The new experiment, scientists say, could serve as a cheaper alternative. Scientists altered these coming lab mosquitoes, which they call species OX5034, to produce female offspring which die off as larva. See, only female mosquitoes actually bite people for blood, because they need it to mature their eggs. Males just drink nectar, so they don’t pass diseases to people. These new mosquitoes’ female offspring will die before hatching and growing large enough to bite people.
Some researchers are pretty confident this new, creepy scheme will work — so much so that there’s another plan to release these genetically-modified guys in a county in Texas next year, too, according to Oxitec, the company behind these plans. Oxitec boasts about its successful track record, saying the approach has been proven to work in field tests in the Cayman Islands, Panama, Malaysia, and Brazil over the past three years. But environmentalists are raising important concerns about these plans.
No one is down with mosquitoes and no one is down with dengue. But some scientists are cautioning that this experiment could backfire. In a study published in Nature last year, a group of researchers warned this project could create hybrid wild mosquitoes through mating which could actually be more resistant to insecticides than wild mosquitoes and thereby worsen the spread of disease. That’s because while most female offspring from the genetically modified insects die off, between 3 per cent and 4 per cent of them generally survive into adulthood, and it’s not clear if they’re infertile.
Then, there are concerns about the ecological consequences of releasing the lab-tweaked insects. One recent field study on Brazil, for instance, showed that the genetically altered mosquitoes’ engineered genes had spread into wild populations of mosquitoes. If that pans out in the Florida Keys, it’s not clear what impacts that could have on insect food chains and ecosystems functioning. That’s troubling, especially because the Keys are home to a rich variety of plant life, as well terrestrial and marine wildlife. The sensitive ecosystems are already at risk because of threats like overfishing and development, and throwing another part of the unique region out of whack could have unforeseen consequences. It’s particularly hard to predict these outcomes because officials haven’t yet said exactly where the Franken-mosquitoes will be unleashed.
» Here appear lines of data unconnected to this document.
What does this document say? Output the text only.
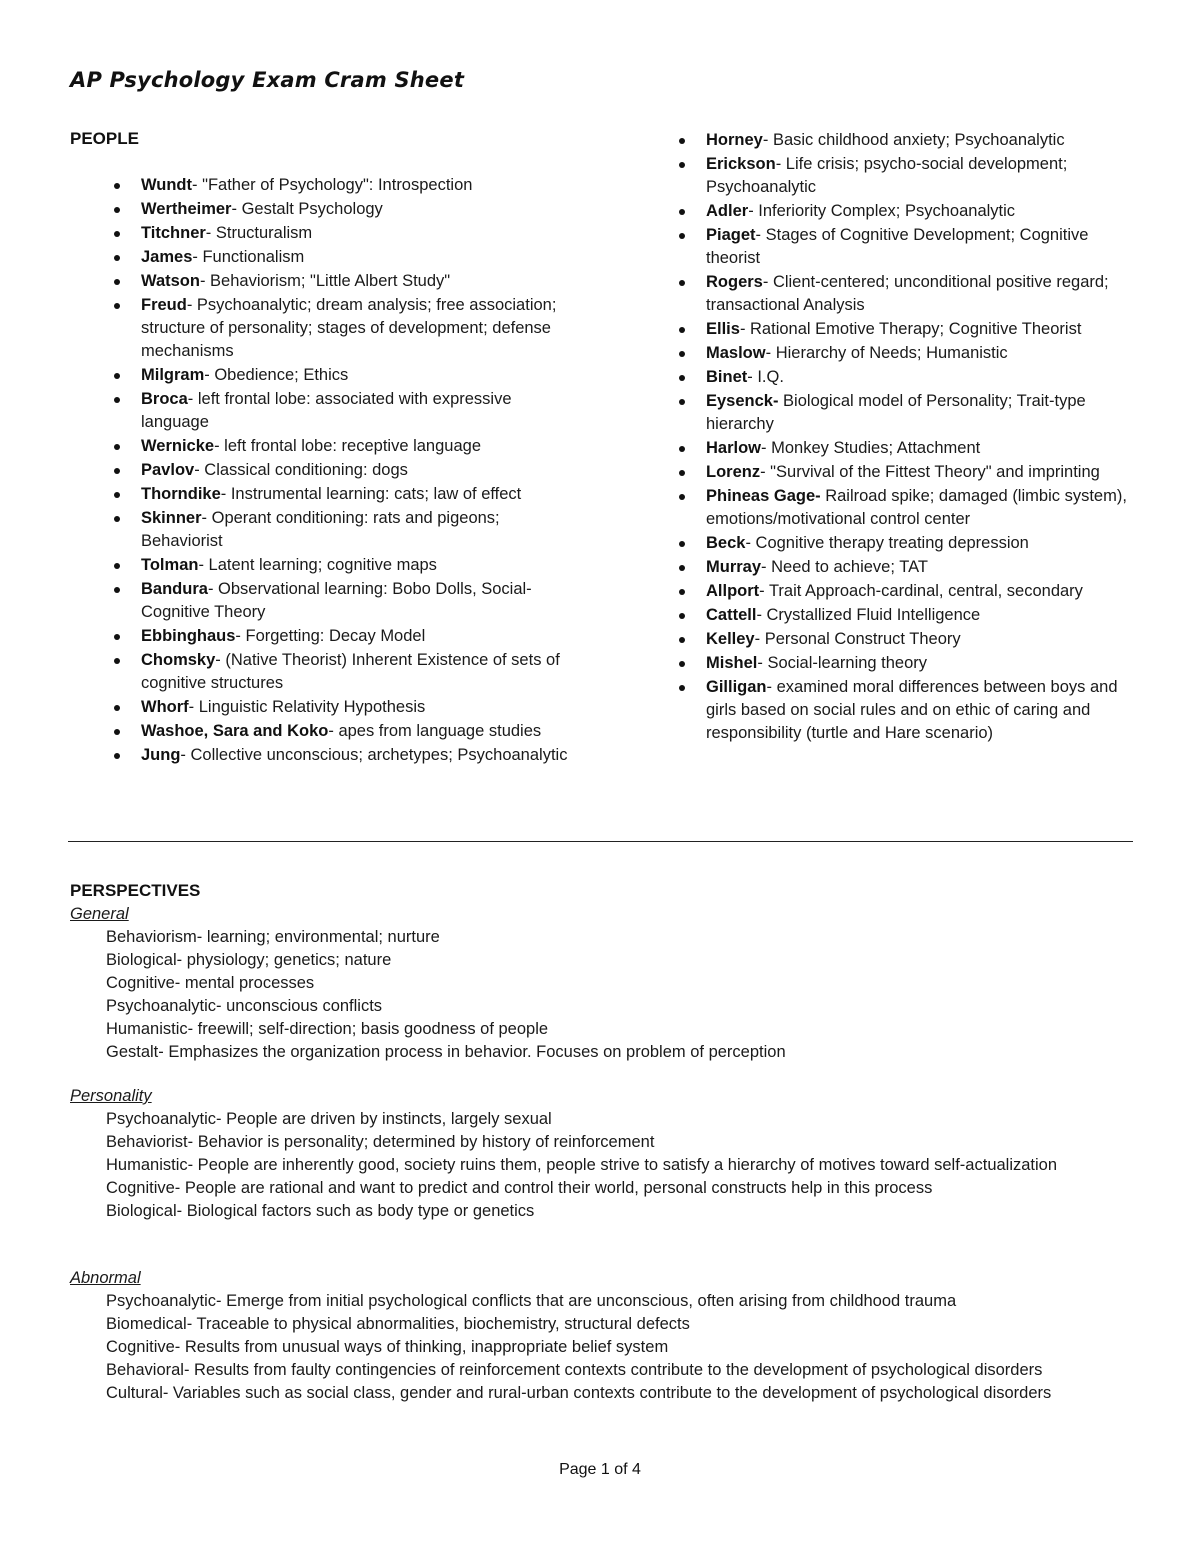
AP Psychology Exam Cram Sheet
PEOPLE
Wundt- "Father of Psychology": Introspection
Wertheimer- Gestalt Psychology
Titchner- Structuralism
James- Functionalism
Watson- Behaviorism; "Little Albert Study"
Freud- Psychoanalytic; dream analysis; free association; structure of personality; stages of development; defense mechanisms
Milgram- Obedience; Ethics
Broca- left frontal lobe: associated with expressive language
Wernicke- left frontal lobe: receptive language
Pavlov- Classical conditioning: dogs
Thorndike- Instrumental learning: cats; law of effect
Skinner- Operant conditioning: rats and pigeons; Behaviorist
Tolman- Latent learning; cognitive maps
Bandura- Observational learning: Bobo Dolls, Social-Cognitive Theory
Ebbinghaus- Forgetting: Decay Model
Chomsky- (Native Theorist) Inherent Existence of sets of cognitive structures
Whorf- Linguistic Relativity Hypothesis
Washoe, Sara and Koko- apes from language studies
Jung- Collective unconscious; archetypes; Psychoanalytic
Horney- Basic childhood anxiety; Psychoanalytic
Erickson- Life crisis; psycho-social development; Psychoanalytic
Adler- Inferiority Complex; Psychoanalytic
Piaget- Stages of Cognitive Development; Cognitive theorist
Rogers- Client-centered; unconditional positive regard; transactional Analysis
Ellis- Rational Emotive Therapy; Cognitive Theorist
Maslow- Hierarchy of Needs; Humanistic
Binet- I.Q.
Eysenck- Biological model of Personality; Trait-type hierarchy
Harlow- Monkey Studies; Attachment
Lorenz- "Survival of the Fittest Theory" and imprinting
Phineas Gage- Railroad spike; damaged (limbic system), emotions/motivational control center
Beck- Cognitive therapy treating depression
Murray- Need to achieve; TAT
Allport- Trait Approach-cardinal, central, secondary
Cattell- Crystallized Fluid Intelligence
Kelley- Personal Construct Theory
Mishel- Social-learning theory
Gilligan- examined moral differences between boys and girls based on social rules and on ethic of caring and responsibility (turtle and Hare scenario)
PERSPECTIVES

General

Behaviorism- learning; environmental; nurture
Biological- physiology; genetics; nature
Cognitive- mental processes
Psychoanalytic- unconscious conflicts
Humanistic- freewill; self-direction; basis goodness of people
Gestalt- Emphasizes the organization process in behavior. Focuses on problem of perception

Personality

Psychoanalytic- People are driven by instincts, largely sexual
Behaviorist- Behavior is personality; determined by history of reinforcement
Humanistic- People are inherently good, society ruins them, people strive to satisfy a hierarchy of motives toward self-actualization
Cognitive- People are rational and want to predict and control their world, personal constructs help in this process
Biological- Biological factors such as body type or genetics

Abnormal

Psychoanalytic- Emerge from initial psychological conflicts that are unconscious, often arising from childhood trauma
Biomedical- Traceable to physical abnormalities, biochemistry, structural defects
Cognitive- Results from unusual ways of thinking, inappropriate belief system
Behavioral- Results from faulty contingencies of reinforcement contexts contribute to the development of psychological disorders
Cultural- Variables such as social class, gender and rural-urban contexts contribute to the development of psychological disorders
Page 1 of 4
The plan to release the insects into Florida now has both state and U.S. Environmental Protection Agency approval, but environmental groups like the Centre for Food Safety and Florida Keys Environmental Coalition are pushing for that approval to be withdrawn. This has happened before: A previously planned release in the Florida Keys of a prototype version of Oxitec’s mosquito got pulled in 2018 because a referendum showed local residents opposed the plan.
“The Mosquito Control Board has an obligation to our community,” said Barry Wray, Executive Director of the Florida Keys Environmental Coalition, in a statement. “Not a vendor that’s products are risky and untrustworthy.”